L'inflation en zone euro augmente de manière inattendue, les craintes d'un choc énergétique grandissent
Les prix à la consommation grimpent à 1,9% en février alors que les tensions au Moyen-Orient menacent de faire grimper les coûts du pétrole et du gaz

L'inflation en zone euro a augmenté de manière inattendue en février, compliquant les efforts de la Banque centrale européenne pour maîtriser la croissance des prix, alors même que les tensions géopolitiques croissantes menacent d'un nouveau choc énergétique.
Selon les estimations rapides publiées par Eurostat, l'inflation annuelle dans la zone euro a atteint 1,9% en février 2026, contre 1,7% en janvier. Les économistes s'attendaient à ce que ce chiffre reste inchangé. Sur une base mensuelle, les prix à la consommation ont augmenté de 0,7%, marquant la plus forte hausse mensuelle depuis mars 2024.
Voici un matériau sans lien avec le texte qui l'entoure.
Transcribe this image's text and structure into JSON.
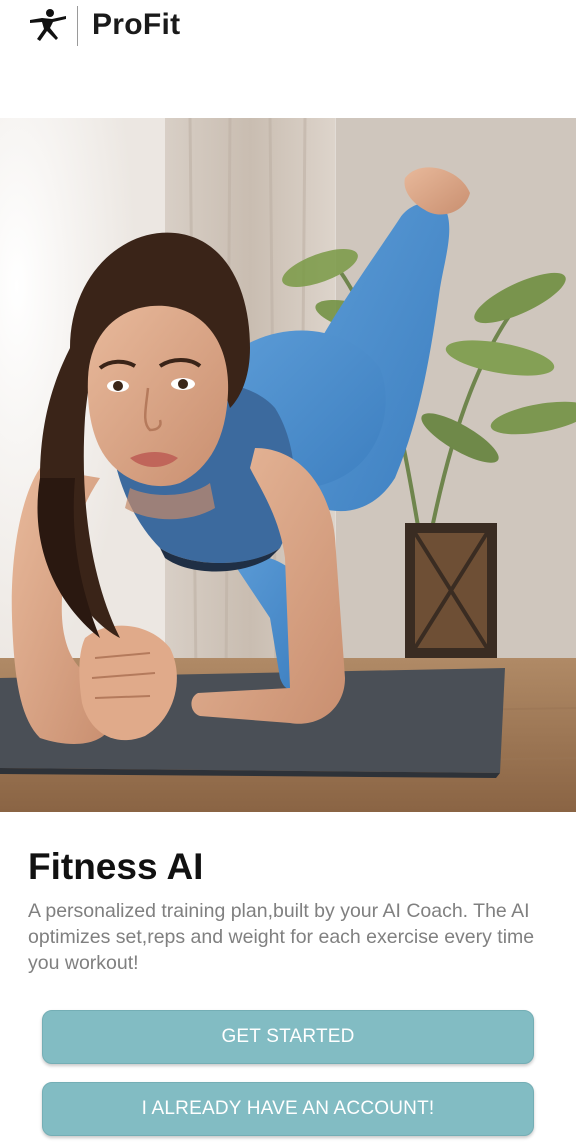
{
  "header": {
    "logo_icon": "yoga-pose-icon",
    "brand": "ProFit"
  },
  "hero": {
    "image_subject": "woman-plank-exercise-photo"
  },
  "content": {
    "title": "Fitness AI",
    "description": "A personalized training plan,built by your AI Coach. The AI optimizes set,reps and weight for each exercise every time you workout!"
  },
  "actions": {
    "get_started": "GET STARTED",
    "have_account": "I ALREADY HAVE AN ACCOUNT!"
  },
  "colors": {
    "button": "#82bcc3",
    "button_text": "#ffffff",
    "title": "#111111",
    "description": "#808080"
  }
}
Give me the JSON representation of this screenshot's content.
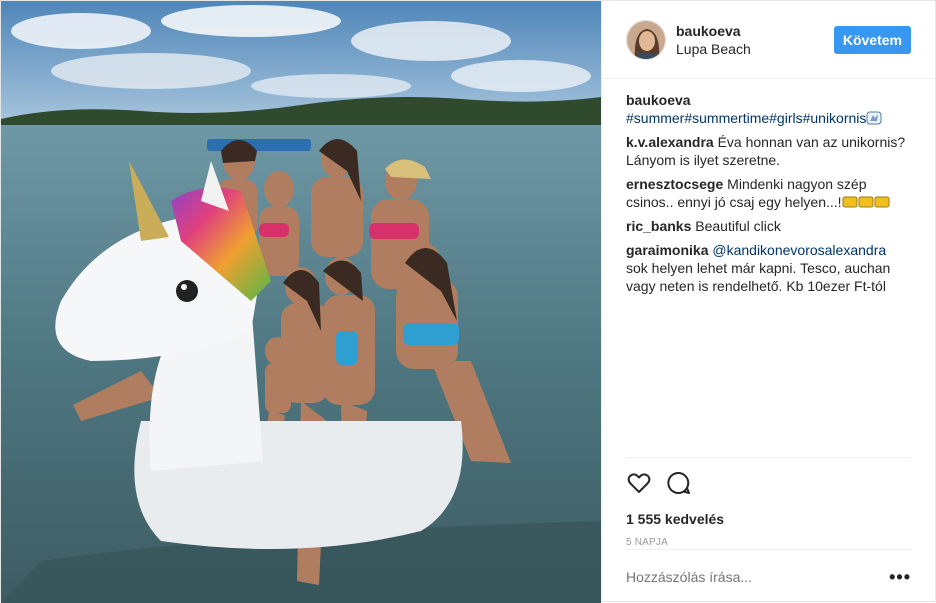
{
  "header": {
    "username": "baukoeva",
    "location": "Lupa Beach",
    "follow_label": "Követem"
  },
  "caption": {
    "username": "baukoeva",
    "text": "#summer#summertime#girls#unikornis"
  },
  "comments": [
    {
      "username": "k.v.alexandra",
      "text": "Éva honnan van az unikornis? Lányom is ilyet szeretne."
    },
    {
      "username": "ernesztocsege",
      "text": "Mindenki nagyon szép csinos.. ennyi jó csaj egy helyen...!"
    },
    {
      "username": "ric_banks",
      "text": "Beautiful click"
    },
    {
      "username": "garaimonika",
      "mention": "@kandikonevorosalexandra",
      "text": " sok helyen lehet már kapni. Tesco, auchan vagy neten is rendelhető. Kb 10ezer Ft-tól"
    }
  ],
  "actions": {
    "like_icon": "heart-icon",
    "comment_icon": "speech-bubble-icon"
  },
  "likes": "1 555 kedvelés",
  "time_ago": "5 NAPJA",
  "comment_box": {
    "placeholder": "Hozzászólás írása...",
    "more_label": "•••"
  },
  "colors": {
    "follow_button": "#3897f0",
    "hashtag": "#003569",
    "muted": "#999999"
  }
}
L'inflation sous-jacente – qui exclut les prix volatils de l'énergie et des denrées alimentaires – a également été plus élevée que prévu. Elle est passée de 2,2% en janvier à 2,4% en glissement annuel, suggérant que les pressions sous-jacentes sur les prix restent persistantes.
Philip Lane, économiste en chef de la Banque centrale européenne, a averti que le conflit en cours au Moyen-Orient pourrait compliquer davantage les perspectives d'inflation s'il entraînait des augmentations soutenues des prix de l'énergie.
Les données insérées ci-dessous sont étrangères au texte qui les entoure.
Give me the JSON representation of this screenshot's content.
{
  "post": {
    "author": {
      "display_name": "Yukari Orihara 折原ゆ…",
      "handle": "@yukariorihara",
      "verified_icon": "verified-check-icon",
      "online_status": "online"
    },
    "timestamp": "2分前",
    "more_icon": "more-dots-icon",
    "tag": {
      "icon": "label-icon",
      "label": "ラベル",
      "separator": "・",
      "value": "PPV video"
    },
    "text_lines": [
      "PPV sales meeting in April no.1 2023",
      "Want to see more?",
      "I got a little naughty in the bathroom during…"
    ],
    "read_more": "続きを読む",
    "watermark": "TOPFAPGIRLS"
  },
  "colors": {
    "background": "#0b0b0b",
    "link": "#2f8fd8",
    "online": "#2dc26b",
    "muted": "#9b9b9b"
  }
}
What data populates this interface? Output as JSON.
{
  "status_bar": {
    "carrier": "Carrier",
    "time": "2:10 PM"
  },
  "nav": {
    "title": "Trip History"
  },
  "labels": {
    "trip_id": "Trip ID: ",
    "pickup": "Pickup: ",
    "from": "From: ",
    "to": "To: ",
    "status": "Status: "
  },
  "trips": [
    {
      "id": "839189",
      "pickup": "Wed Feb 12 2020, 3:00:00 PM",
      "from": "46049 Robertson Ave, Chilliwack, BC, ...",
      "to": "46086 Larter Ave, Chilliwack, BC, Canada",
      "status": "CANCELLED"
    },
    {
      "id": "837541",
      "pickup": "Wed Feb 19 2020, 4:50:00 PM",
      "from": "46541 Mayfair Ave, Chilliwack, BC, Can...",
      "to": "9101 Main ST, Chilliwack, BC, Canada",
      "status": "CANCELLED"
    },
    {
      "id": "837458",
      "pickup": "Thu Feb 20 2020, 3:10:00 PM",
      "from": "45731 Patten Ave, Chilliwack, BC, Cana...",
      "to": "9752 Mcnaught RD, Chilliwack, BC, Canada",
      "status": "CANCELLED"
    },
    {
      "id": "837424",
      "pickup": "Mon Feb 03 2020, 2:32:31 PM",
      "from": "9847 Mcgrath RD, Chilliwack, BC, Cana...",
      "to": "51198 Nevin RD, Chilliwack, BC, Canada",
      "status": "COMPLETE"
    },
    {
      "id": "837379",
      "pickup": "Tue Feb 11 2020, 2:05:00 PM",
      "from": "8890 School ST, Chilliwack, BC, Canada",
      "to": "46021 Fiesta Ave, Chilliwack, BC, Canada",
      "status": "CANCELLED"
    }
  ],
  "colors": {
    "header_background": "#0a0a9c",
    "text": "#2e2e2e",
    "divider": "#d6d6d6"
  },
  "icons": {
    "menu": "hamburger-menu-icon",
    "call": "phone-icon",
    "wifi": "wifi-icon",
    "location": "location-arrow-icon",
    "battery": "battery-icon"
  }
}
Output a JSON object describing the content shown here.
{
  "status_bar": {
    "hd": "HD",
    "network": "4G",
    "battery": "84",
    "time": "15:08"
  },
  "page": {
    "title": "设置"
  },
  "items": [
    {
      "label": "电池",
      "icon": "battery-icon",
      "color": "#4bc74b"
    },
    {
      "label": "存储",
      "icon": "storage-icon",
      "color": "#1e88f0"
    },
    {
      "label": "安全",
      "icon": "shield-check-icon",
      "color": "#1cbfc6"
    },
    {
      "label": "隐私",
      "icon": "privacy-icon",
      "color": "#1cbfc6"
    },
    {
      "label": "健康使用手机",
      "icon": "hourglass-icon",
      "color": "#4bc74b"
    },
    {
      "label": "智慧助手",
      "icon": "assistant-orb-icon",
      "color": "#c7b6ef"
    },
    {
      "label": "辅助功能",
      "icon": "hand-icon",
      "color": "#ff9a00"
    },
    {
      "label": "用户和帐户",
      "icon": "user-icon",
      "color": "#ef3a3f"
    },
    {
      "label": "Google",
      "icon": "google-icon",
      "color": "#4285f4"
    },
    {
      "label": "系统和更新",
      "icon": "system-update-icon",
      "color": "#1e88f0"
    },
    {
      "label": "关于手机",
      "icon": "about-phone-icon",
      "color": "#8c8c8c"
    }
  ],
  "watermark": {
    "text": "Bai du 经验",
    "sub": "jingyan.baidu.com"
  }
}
L'inflation des services est restée le principal moteur de la croissance des prix, accélérant à 3,4% en février, contre 3,2% en janvier. L'inflation des produits alimentaires, des boissons alcoolisées et du tabac est restée stable à 2,6%, tandis que les prix des biens industriels non énergétiques ont légèrement augmenté à 0,7%.
Les prix de l'énergie étaient toujours inférieurs à ceux de l'année précédente, diminuant d'environ 4%. Cependant, la baisse a été moins importante qu'en janvier, ce qui suggère que la pression à la baisse des coûts de l'énergie s'estompe déjà.
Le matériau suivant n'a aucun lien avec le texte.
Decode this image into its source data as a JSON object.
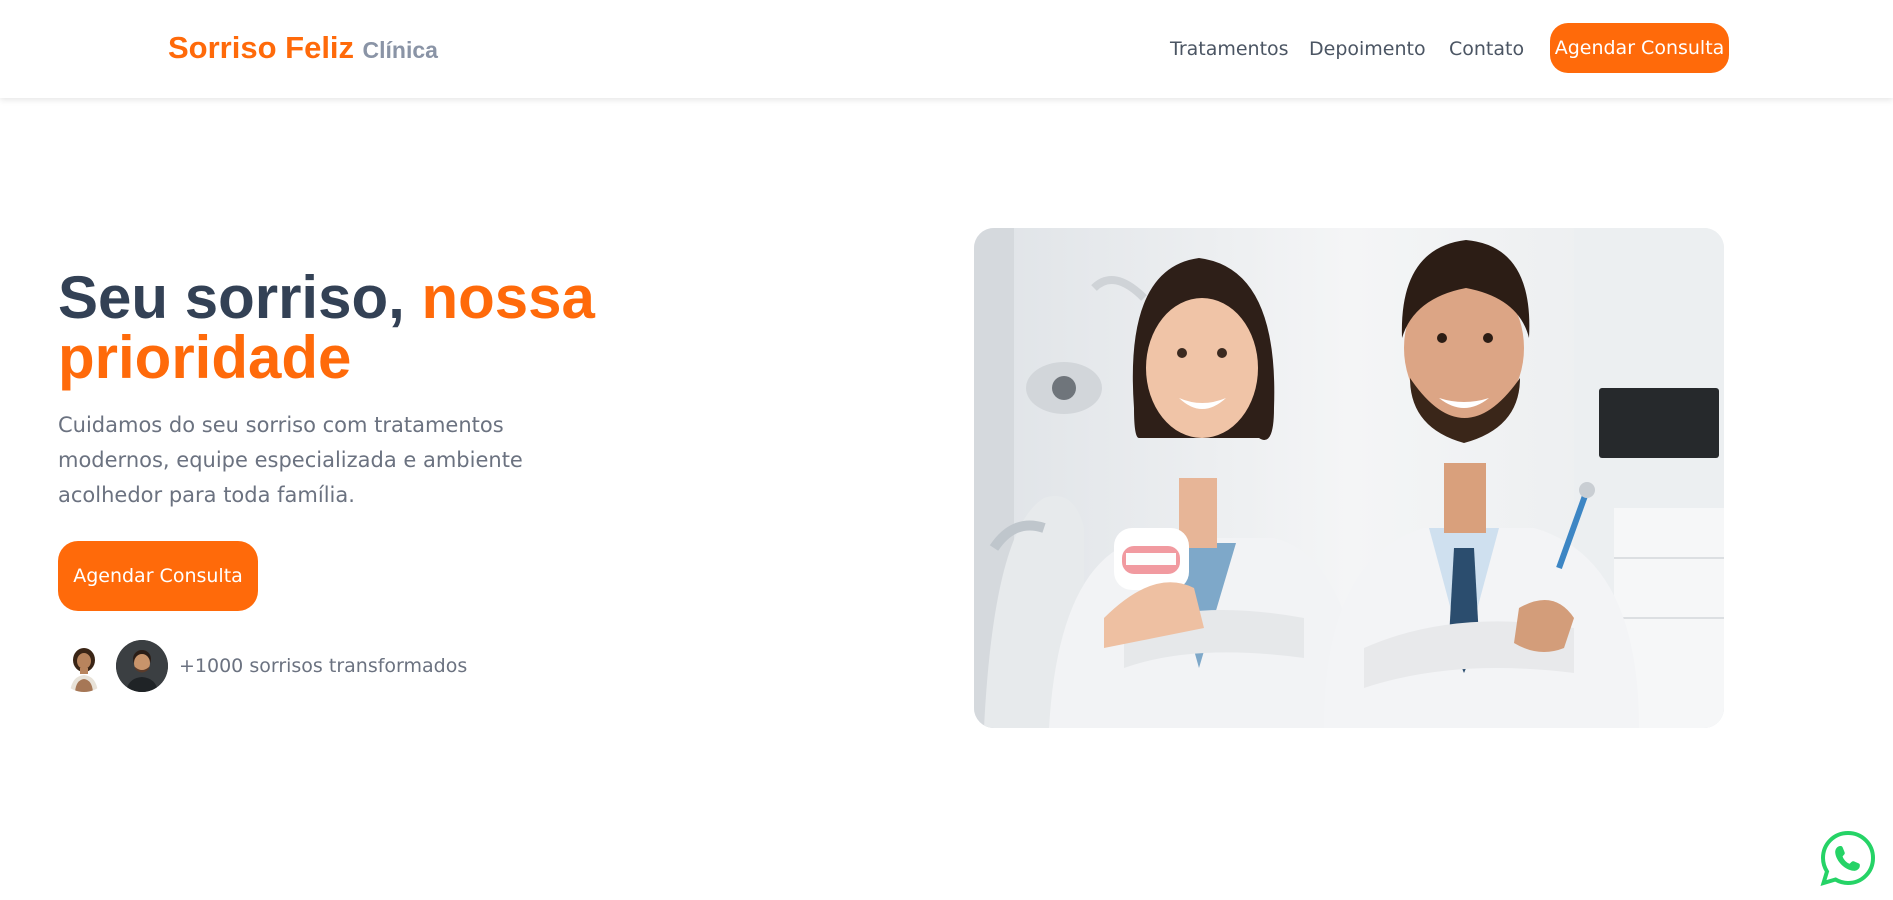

Il est important de noter que les chiffres de l'inflation de février ont été recueillis avant que la dernière escalade au Moyen-Orient ne commence à perturber les marchés mondiaux de l'énergie.
Les récentes attaques contre les infrastructures énergétiques et les routes maritimes dans le Golfe – en particulier autour du détroit d'Ormuz – ont déjà fait grimper les prix du pétrole et du gaz. Cette voie navigable étroite transporte environ un cinquième des flux mondiaux de pétrole et de gaz naturel, ce qui en fait l'un des points d'étranglement énergétiques les plus critiques au monde.
Les tensions renouvelées ont ébranlé les marchés financiers à travers l'Europe. L'indice Euro STOXX 50 a chuté de plus de 3% pendant les échanges matinaux, tandis que le DAX 40 allemand est tombé à son plus bas niveau depuis décembre 2025. Le CAC 40 français et les principaux indices boursiers espagnols et italiens ont également enregistré de fortes pertes. Dans le même temps, l'euro s'est affaibli face au dollar américain, glissant d'environ 0,8% pour atteindre environ 1,16 $.
Les économistes avertissent que si les perturbations sur les marchés mondiaux de l'énergie persistent, l'Europe pourrait faire face à des pressions inflationnistes renouvelées similaires à celles observées lors de la crise énergétique suite à l'invasion de l'Ukraine par la Russie en 2022.
Une interruption prolongée des expéditions de pétrole et de gaz – en particulier si le détroit d'Ormuz était fermé – pourrait rapidement ramener l'inflation au-dessus de l'objectif de 2% de la BCE et compliquer la stratégie de taux d'intérêt de la banque centrale dans les mois à venir.